Sash was working at Borough Market when three attackers drove a van into pedestrians before launching a knife attack in June last year.
The chilling atrocity saw eight people killed with the three assailants shot dead by police.
Opening up about what toll the experience had had on her, Sash told Shelagh she’d since been diagnosed with Post Traumatic Stress Disorder (PTSD).
“I was ok for the first three, four months,” she said.
“And then I found myself slipping into a not very healthy place.
“I went to the hospital, I explained my symptoms and they explained to me it was PTSD.
“I didn’t think a regular person who wasn’t a soldier could get that.”
As the call continued, Shelagh had a message of hope - as she shared her battle with PTSD too.
Shelagh said: "The thing with PTSD is it's such a strange.
“I was talking about it only this year because it took me ages to realise that I had experienced it but I did experience it in the aftermath of a very difficult trial that I covered years ago as a very young reporter.
“It's something that you only really understand in the very long term actually looking back but it is absolutely recoverable from Sash and to my mind, in a sense all PTSD does is prove that you are human.

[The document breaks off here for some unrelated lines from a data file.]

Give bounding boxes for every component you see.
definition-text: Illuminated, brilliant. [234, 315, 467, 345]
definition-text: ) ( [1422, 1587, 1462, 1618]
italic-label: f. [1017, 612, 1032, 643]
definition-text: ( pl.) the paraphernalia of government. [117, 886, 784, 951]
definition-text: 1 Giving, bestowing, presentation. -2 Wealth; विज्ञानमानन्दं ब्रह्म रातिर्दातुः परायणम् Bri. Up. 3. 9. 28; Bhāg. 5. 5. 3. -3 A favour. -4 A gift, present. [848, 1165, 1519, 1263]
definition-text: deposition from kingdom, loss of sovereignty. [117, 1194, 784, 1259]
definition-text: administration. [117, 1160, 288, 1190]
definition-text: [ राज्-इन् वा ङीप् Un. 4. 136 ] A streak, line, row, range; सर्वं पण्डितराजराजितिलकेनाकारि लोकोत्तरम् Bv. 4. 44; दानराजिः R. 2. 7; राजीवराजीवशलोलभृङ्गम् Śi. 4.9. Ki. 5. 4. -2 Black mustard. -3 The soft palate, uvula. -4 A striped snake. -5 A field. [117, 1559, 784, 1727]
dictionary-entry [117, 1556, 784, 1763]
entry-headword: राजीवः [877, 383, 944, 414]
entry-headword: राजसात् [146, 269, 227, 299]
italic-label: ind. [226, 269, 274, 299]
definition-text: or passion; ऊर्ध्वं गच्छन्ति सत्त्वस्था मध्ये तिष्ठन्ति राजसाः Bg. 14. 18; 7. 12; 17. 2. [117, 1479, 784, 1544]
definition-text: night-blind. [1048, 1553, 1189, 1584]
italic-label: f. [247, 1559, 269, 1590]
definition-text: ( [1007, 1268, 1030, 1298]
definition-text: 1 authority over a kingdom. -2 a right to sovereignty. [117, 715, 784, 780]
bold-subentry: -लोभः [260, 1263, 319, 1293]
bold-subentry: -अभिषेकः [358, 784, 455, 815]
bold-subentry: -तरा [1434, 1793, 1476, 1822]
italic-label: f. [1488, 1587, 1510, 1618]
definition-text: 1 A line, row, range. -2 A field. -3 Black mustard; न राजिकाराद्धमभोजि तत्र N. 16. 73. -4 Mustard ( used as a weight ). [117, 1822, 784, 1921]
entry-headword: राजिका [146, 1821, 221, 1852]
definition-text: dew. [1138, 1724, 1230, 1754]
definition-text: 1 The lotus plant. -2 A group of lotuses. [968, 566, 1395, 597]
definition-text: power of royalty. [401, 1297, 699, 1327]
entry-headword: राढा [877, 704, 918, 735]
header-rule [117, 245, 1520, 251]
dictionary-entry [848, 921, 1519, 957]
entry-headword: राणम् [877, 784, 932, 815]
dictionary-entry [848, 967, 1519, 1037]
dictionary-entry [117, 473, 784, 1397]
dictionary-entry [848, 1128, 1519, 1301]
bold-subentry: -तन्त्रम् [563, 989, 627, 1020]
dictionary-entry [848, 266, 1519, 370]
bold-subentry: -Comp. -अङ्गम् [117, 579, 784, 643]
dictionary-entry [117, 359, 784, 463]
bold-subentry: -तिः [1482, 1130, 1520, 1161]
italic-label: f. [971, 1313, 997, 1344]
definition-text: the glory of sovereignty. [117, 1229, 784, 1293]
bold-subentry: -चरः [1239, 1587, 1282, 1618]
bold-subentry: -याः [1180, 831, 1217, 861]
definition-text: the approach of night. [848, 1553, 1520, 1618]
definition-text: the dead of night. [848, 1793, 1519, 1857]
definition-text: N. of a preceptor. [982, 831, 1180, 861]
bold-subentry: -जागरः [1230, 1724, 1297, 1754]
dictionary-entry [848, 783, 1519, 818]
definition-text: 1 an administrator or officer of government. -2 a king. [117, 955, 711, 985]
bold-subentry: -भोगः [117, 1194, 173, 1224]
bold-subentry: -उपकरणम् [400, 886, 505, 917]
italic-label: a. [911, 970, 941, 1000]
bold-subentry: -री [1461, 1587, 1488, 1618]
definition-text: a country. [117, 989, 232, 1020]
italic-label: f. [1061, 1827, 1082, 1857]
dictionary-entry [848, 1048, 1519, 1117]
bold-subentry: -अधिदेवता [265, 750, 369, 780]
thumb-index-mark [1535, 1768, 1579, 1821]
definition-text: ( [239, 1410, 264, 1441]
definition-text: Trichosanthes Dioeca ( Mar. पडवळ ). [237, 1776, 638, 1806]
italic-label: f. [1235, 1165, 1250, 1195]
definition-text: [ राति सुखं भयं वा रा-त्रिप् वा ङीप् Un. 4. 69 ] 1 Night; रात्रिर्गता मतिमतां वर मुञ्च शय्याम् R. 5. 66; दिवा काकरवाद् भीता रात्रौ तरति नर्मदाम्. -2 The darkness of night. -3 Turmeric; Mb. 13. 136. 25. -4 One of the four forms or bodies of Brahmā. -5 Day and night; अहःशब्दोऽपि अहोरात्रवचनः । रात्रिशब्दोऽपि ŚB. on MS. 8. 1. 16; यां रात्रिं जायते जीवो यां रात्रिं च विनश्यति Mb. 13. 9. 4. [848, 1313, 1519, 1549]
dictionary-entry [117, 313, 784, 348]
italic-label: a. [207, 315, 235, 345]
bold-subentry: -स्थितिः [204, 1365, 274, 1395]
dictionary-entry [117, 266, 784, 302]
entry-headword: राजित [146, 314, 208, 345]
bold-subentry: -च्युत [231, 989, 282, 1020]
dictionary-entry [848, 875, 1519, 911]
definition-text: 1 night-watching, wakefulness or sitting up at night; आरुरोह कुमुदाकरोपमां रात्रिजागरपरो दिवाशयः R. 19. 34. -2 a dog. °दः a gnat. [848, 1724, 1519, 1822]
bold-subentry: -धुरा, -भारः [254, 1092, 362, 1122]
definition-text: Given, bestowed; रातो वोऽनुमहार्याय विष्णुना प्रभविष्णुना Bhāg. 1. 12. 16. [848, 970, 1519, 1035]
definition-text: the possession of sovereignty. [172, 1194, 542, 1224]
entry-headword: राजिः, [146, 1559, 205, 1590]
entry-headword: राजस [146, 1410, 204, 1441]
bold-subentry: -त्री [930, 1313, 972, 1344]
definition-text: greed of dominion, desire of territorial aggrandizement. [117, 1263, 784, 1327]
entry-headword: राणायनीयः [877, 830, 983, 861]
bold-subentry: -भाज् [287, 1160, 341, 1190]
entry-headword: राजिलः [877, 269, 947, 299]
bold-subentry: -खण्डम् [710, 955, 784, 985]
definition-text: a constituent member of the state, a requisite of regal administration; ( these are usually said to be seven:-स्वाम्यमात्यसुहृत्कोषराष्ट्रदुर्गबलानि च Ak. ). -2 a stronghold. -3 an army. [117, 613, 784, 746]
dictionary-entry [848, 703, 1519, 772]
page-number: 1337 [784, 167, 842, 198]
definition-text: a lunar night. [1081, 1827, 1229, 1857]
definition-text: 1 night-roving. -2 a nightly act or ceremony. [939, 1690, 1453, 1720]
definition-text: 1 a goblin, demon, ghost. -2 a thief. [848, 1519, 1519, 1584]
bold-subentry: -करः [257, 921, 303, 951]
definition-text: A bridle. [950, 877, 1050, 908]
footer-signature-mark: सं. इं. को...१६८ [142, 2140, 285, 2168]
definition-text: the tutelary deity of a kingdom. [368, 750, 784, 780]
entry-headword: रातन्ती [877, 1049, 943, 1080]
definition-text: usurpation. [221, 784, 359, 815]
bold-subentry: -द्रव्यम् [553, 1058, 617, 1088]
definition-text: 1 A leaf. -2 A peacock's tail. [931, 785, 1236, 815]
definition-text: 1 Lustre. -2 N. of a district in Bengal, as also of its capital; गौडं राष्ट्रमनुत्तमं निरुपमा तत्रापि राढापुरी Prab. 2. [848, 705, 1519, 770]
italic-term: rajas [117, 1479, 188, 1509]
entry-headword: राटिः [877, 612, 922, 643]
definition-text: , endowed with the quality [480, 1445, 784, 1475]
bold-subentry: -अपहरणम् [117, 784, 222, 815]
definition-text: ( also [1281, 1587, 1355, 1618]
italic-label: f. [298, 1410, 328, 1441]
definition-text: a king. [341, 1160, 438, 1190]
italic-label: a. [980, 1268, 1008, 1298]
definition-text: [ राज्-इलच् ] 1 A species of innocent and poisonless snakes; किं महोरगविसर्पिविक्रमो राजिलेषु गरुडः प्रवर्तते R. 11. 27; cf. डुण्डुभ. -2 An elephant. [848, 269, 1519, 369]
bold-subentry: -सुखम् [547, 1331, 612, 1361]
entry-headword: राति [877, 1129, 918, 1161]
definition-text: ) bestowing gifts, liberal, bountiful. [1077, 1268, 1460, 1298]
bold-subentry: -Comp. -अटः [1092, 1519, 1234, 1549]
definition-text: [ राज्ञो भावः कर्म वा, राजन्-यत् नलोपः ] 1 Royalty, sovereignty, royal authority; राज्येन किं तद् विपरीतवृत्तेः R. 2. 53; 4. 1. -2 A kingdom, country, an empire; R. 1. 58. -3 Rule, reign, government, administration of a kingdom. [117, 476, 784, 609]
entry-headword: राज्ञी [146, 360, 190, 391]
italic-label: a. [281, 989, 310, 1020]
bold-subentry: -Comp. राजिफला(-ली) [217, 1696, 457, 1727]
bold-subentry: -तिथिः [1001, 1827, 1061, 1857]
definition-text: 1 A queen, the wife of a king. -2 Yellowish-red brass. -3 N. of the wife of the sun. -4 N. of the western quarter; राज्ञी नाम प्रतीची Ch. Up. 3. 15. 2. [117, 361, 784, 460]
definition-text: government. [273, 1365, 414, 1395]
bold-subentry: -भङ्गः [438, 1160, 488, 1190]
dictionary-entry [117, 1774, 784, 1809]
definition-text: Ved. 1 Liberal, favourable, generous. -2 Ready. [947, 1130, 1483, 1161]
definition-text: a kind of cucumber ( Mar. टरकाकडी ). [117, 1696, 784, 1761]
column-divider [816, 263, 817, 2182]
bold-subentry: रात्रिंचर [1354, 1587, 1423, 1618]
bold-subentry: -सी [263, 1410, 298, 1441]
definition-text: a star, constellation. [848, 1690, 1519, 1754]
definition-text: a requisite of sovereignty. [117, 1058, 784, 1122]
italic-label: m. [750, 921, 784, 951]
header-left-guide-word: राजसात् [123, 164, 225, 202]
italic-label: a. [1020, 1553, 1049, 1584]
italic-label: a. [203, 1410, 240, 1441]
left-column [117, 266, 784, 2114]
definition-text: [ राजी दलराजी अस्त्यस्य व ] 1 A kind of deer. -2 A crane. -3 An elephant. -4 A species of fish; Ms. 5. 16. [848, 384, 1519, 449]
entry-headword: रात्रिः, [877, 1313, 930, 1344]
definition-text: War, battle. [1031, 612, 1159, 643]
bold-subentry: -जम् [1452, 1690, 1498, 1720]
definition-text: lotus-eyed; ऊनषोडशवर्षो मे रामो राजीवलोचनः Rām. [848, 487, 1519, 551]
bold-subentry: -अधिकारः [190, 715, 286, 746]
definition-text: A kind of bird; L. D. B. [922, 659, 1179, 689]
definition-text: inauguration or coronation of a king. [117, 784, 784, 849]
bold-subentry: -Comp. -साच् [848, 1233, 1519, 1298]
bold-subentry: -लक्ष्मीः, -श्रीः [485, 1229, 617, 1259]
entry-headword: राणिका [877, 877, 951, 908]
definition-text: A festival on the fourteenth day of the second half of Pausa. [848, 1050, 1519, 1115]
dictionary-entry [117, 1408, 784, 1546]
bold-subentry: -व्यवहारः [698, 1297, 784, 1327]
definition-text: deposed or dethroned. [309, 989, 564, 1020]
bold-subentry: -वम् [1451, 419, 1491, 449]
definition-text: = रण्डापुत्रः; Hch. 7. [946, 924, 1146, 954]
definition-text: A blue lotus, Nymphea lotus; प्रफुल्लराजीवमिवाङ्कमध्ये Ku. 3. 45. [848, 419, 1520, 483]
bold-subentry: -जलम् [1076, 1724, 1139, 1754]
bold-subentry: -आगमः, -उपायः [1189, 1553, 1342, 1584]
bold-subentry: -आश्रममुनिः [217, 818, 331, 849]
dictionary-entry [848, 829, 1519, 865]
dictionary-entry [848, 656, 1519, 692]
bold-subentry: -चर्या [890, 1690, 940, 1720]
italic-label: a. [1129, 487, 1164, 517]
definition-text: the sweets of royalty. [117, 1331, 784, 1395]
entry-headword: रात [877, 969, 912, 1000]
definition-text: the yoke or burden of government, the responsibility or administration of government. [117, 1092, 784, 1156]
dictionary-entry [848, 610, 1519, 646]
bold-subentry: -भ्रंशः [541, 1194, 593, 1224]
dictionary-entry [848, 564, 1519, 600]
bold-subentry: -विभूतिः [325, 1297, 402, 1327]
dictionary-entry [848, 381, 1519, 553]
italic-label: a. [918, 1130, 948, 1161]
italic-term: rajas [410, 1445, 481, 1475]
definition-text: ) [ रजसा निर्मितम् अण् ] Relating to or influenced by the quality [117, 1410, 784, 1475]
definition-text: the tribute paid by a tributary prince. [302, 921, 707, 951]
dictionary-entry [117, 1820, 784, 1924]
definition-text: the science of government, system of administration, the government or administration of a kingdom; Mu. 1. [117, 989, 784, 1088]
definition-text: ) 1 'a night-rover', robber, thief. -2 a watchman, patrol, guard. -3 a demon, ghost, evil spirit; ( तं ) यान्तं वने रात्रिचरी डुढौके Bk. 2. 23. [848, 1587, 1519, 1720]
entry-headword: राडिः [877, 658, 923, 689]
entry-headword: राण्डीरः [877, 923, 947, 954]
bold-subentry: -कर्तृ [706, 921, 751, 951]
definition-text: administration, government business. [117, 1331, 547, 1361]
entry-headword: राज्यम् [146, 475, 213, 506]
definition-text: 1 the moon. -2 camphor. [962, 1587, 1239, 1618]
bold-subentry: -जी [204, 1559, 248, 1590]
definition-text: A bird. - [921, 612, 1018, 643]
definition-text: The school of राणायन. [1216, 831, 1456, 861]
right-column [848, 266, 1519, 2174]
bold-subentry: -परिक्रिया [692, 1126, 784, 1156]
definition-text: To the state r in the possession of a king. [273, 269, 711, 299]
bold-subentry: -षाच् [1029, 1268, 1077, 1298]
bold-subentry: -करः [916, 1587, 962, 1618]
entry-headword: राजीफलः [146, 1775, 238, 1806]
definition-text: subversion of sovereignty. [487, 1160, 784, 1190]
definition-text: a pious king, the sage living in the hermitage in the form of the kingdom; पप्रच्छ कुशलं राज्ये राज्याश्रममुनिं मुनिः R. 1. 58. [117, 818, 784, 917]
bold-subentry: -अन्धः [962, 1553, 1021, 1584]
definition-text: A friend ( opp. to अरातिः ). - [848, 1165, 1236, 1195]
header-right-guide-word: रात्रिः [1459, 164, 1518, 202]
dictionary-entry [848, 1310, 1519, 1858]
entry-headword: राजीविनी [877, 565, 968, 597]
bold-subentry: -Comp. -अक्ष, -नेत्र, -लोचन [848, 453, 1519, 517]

“It proves that we are more sensitive than we think we are, we are softer than we think we are, we're more vulnerable sometimes than we think we are.
“When something tremendous enters your world, whatever it is whether it's going to war, whether it's experiencing a terror attack, or in my case covering a very awful, hideous trial for four weeks solid, whatever it is all it proves is your humanity, so in a sense there's a positive thing in there.”